Rééquilibrer le rapport de force entre les employés municipaux et les villes est nécessaire. Mais cela ne signifie pas de bafouer les droits des uns pour donner du poids aux autres.

Heureusement, le gouvernement a montré au cours des derniers jours des signes qu'il renoncerait à l'idée d'accorder aux municipalités le pouvoir de décréter les conditions de travail de leurs employés.

Dans l'entente conclue en septembre en vue du renouvellement du pacte fiscal, les municipalités s'étaient résignées à des compressions de 1,2 milliard sur quatre ans. En retour, Québec leur promettait plus d'autonomie et de responsabilités, mais surtout, les municipalités étaient persuadées qu'elles obtiendraient désormais les pleins pouvoirs au regard des relations de travail.

Elles l'ont affirmé comme un fait accompli à plusieurs reprises depuis, sans que le gouvernement les contredise. Le gouvernement entend « remplir cet engagement » et aller « dans la direction » qu'il a indiquée, a ainsi dit le premier ministre Philippe Couillard en février.

Simple malentendu ou réelle volte-face de la part du gouvernement ? Pour l'instant, un certain flou demeure puisque Québec est resté vague quant à ses intentions sur le sujet.

Très clairement, le texte contenu dans l'entente signée en septembre ne va toutefois pas aussi loin que les propos assurés exprimés par certains maires - Denis Coderre et Régis Labeaume en tête - sur la place publique.
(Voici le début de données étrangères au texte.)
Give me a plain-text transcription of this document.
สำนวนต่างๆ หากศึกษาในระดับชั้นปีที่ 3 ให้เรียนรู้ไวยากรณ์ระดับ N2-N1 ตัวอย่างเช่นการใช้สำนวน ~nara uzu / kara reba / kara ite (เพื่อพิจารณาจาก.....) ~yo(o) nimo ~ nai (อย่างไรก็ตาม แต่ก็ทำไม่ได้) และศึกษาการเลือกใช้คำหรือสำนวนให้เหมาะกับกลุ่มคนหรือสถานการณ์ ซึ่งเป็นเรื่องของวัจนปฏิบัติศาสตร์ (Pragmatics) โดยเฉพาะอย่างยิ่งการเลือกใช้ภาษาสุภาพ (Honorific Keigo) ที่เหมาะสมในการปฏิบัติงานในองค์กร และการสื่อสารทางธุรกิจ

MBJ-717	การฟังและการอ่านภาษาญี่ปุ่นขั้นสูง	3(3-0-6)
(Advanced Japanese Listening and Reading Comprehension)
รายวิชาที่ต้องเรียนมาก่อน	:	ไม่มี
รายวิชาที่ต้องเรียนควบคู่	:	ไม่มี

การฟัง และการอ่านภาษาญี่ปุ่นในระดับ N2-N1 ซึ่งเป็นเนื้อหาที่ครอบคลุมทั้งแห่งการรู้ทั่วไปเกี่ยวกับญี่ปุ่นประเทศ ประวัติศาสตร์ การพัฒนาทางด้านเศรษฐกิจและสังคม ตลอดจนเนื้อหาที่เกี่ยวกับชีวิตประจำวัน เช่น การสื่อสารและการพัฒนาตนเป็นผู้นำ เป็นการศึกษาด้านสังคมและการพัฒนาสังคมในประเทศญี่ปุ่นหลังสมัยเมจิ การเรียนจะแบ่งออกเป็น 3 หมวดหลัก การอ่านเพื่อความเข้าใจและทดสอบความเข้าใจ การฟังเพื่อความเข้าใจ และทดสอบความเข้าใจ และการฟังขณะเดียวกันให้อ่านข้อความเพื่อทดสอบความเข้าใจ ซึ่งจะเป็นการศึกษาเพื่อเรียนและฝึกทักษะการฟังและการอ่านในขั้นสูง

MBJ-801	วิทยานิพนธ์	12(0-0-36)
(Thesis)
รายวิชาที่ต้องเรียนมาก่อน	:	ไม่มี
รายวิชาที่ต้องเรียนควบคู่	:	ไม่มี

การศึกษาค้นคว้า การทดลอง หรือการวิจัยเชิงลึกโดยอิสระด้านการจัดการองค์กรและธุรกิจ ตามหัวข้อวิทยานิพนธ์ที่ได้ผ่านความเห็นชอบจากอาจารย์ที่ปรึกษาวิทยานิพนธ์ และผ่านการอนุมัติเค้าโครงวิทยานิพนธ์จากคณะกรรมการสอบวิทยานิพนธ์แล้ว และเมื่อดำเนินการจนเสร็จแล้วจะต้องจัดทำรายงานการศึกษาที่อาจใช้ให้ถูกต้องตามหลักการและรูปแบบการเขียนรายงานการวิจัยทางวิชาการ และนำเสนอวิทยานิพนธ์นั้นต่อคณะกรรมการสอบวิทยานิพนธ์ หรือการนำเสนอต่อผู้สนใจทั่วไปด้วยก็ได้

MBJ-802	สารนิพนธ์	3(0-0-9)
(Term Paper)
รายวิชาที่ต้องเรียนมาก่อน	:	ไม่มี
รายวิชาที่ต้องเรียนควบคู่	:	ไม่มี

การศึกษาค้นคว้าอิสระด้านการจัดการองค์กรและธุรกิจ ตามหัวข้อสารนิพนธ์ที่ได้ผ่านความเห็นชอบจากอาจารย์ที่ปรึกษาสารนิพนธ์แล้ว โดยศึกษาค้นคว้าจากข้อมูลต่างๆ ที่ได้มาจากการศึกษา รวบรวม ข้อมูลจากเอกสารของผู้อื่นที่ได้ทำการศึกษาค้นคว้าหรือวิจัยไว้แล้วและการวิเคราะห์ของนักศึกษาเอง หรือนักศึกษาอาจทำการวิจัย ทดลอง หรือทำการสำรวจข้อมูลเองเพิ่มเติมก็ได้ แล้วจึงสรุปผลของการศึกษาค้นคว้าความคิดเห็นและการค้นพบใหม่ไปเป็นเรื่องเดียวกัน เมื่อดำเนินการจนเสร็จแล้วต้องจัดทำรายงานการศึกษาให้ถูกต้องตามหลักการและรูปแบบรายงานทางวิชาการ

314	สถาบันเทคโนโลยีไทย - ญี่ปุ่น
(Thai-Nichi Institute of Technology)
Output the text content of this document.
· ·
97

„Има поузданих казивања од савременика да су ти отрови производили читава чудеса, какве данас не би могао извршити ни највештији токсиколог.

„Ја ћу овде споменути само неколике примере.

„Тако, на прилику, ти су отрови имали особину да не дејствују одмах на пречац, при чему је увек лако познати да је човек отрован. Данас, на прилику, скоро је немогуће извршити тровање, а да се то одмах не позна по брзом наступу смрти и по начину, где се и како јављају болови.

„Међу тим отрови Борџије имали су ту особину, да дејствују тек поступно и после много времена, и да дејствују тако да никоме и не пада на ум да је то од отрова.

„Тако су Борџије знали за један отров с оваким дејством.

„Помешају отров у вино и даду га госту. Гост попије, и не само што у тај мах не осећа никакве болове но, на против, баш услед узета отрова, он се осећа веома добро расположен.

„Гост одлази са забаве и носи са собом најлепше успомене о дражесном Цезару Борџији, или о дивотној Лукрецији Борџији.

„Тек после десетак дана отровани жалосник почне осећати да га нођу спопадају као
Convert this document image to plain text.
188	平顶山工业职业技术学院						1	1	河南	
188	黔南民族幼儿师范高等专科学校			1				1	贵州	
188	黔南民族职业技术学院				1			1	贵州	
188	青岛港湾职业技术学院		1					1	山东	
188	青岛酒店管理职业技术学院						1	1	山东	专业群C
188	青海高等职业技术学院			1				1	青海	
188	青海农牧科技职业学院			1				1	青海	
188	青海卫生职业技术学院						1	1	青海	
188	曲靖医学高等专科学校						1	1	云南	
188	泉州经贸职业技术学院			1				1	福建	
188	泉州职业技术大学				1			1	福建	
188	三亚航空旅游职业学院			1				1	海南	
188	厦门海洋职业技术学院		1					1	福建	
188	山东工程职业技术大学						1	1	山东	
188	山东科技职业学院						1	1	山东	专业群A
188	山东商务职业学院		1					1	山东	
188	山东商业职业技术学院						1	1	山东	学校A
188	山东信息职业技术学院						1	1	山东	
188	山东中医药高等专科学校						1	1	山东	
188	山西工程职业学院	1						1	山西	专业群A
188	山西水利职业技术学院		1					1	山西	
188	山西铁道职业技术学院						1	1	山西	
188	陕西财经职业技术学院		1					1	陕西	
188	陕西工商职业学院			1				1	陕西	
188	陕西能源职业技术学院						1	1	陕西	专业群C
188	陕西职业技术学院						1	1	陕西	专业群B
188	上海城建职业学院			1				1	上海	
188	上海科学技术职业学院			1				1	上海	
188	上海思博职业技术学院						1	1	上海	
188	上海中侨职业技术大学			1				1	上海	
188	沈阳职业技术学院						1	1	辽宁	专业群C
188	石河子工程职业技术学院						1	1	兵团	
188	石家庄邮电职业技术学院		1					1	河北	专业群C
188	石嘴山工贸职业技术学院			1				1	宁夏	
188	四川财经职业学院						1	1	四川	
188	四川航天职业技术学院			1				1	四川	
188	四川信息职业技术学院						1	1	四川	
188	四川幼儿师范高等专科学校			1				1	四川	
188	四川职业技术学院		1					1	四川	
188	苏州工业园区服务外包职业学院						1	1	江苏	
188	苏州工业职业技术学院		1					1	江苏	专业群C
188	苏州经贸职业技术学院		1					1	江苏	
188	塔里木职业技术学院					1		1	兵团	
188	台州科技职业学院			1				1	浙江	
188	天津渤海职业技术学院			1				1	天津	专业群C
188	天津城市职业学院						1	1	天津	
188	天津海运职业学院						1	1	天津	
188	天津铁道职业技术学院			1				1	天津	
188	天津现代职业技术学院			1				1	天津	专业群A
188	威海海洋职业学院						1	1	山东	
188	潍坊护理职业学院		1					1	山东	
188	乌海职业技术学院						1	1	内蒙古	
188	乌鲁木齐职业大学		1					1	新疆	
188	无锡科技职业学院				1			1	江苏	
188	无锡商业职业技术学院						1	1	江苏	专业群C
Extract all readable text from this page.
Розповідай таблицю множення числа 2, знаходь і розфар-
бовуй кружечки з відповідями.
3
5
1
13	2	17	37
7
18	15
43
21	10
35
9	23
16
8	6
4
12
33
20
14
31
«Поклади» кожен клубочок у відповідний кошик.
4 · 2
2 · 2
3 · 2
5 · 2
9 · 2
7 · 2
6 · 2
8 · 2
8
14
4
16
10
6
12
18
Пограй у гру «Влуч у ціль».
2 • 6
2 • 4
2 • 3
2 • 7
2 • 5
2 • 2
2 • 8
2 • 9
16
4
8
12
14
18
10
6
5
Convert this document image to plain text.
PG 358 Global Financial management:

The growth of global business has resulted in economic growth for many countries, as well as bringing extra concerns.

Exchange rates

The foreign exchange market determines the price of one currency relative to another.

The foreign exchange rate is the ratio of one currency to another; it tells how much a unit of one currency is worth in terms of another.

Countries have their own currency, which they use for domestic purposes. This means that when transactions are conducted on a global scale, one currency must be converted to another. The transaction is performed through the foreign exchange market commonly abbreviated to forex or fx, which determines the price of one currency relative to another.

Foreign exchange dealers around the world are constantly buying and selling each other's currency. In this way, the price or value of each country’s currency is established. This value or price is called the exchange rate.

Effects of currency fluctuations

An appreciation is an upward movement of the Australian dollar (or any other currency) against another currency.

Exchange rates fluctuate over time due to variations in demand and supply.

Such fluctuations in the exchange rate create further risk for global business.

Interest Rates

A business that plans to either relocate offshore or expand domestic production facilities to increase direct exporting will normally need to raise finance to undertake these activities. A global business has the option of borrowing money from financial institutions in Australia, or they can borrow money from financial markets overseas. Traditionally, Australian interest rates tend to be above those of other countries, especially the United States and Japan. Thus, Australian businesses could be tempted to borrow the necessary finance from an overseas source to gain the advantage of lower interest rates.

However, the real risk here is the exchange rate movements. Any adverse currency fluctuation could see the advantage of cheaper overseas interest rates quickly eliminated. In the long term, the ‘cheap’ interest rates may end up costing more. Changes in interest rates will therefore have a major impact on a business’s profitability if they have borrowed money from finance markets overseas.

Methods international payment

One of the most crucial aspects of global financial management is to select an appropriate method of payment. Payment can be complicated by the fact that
Québec a aussi obtenu des avis juridiques démontrant qu'il serait téméraire d'accorder trop de pouvoirs aux villes, notamment sur la question du lock-out. Le gouvernement risquerait d'être débouté en cour au terme d'une longue saga qui ne profiterait à personne. S'acharner à continuer dans cette direction serait une erreur.

Sans compter que le fait d'imposer des conditions de travail doit demeurer un geste exceptionnel. Seul le gouvernement a le pouvoir de décréter une loi spéciale, selon des règles strictes. Sous prétexte de leur donner plus d'autonomie et de responsabilités, veut-on réellement que chacune des quelque 1110 municipalités de la province dispose désormais de ce privilège ?

Il faudra attendre le projet de loi encadrant les relations de travail, promis avant l'ajournement des travaux parlementaires.

Mais l'avenue que semble préconiser le gouvernement, soit de faciliter le processus actuellement très contraignant de conciliation ou d'arbitrage, semble plus raisonnable.

Remettre entre les mains d'un tiers non élu l'issue d'une négociation ne fait pas l'unanimité chez les maires, mais l'idée a le mérite de chercher un compromis acceptable. Une entente négociée vaut toujours mieux que d'imposer ses vues, ce qui provoque alors un climat de travail négatif et démotivant qui s'avère inefficace à la longue.

Reste que les municipalités ont raison quand elles revendiquent une plus grande marge de manoeuvre et Québec devra y répondre avec son projet de loi. Si la majorité des négociations se déroule bien, les dérapages sont généralement à l'avantage des syndicats. Les villes n'ont d'autre choix que de consentir généreusement pour acheter la paix sociale. D'ailleurs, les employés municipaux gagnent 38 % de plus que leurs homologues de la fonction publique et parapublique.

Le résultat n'étonne guère : le contribuable en paie le prix, par une baisse des services ou une hausse de son compte de taxes. Il faut changer cela.